The silent spread could have significant consequences.  H1N1 has now become Tamiflu resistant, so co-infections involving H1N1 and H5N1 could lead to H274Y jumping to H5N1, conferring resistance.  Similarly, increased spread in human hosts could make transmission more efficient due to H5N1 picking up additional changes from H1N1. 

Moreover, the milder, efficiently spread, Tamiflu resistant H5N1 could recombine with more virulent H5N1 to increase virulence, similar to the high CFR in Egypt between the two milder outbreaks, as well as infections preceding the milder cases in the spring of 2007.

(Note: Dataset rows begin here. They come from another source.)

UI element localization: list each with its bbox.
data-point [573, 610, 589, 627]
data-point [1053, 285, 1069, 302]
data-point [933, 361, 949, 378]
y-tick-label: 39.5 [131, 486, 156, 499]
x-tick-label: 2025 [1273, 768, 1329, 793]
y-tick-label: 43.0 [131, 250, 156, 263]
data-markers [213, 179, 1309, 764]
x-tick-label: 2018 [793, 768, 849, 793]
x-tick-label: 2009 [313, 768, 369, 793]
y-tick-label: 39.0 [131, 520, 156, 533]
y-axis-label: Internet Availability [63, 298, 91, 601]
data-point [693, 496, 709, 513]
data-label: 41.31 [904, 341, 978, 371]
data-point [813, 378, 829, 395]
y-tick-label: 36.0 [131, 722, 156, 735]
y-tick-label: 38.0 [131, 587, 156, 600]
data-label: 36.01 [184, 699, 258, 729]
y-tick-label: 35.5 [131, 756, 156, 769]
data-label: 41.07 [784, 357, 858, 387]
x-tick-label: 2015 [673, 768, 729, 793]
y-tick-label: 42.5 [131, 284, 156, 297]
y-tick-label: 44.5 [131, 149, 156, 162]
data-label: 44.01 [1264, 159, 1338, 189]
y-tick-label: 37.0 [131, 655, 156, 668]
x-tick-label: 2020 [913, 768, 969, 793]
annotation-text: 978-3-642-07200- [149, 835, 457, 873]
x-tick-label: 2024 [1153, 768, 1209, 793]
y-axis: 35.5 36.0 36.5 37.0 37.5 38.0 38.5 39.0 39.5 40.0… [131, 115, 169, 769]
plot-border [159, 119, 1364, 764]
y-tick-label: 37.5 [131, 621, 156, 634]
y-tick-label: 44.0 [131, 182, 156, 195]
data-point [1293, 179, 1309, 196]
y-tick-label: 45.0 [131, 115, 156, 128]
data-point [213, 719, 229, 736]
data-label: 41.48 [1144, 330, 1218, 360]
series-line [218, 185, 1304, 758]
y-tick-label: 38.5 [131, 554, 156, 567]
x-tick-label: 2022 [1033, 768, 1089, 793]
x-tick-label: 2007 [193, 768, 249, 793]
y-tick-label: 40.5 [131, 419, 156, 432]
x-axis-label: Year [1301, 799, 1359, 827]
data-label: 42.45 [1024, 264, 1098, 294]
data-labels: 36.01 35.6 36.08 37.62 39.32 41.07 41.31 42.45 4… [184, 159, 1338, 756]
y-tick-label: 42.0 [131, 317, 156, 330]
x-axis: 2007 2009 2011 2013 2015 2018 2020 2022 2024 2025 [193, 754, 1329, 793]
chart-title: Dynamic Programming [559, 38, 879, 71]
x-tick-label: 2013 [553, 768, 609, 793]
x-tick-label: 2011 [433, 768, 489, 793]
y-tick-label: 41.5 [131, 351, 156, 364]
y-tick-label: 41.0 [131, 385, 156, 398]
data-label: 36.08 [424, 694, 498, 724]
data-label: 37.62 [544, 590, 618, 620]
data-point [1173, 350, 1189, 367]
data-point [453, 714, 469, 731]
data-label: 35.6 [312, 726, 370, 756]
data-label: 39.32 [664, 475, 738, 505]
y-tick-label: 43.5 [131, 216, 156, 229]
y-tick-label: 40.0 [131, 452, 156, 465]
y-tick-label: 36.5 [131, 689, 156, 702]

Therefore, aggressive testing of toddlers who have no clear link to poultry is necessary, as is aggressive screening of prior at risk groups for detectable H5N1 antibodies, such as children in southern and central Egypt who accounted for the vast majority of confirmed cases in the spring of 2007.

The silent spread of H5N1 in human populations sets the stage for increased transmission efficiencies and a serious, if not catastrophic, pandemic.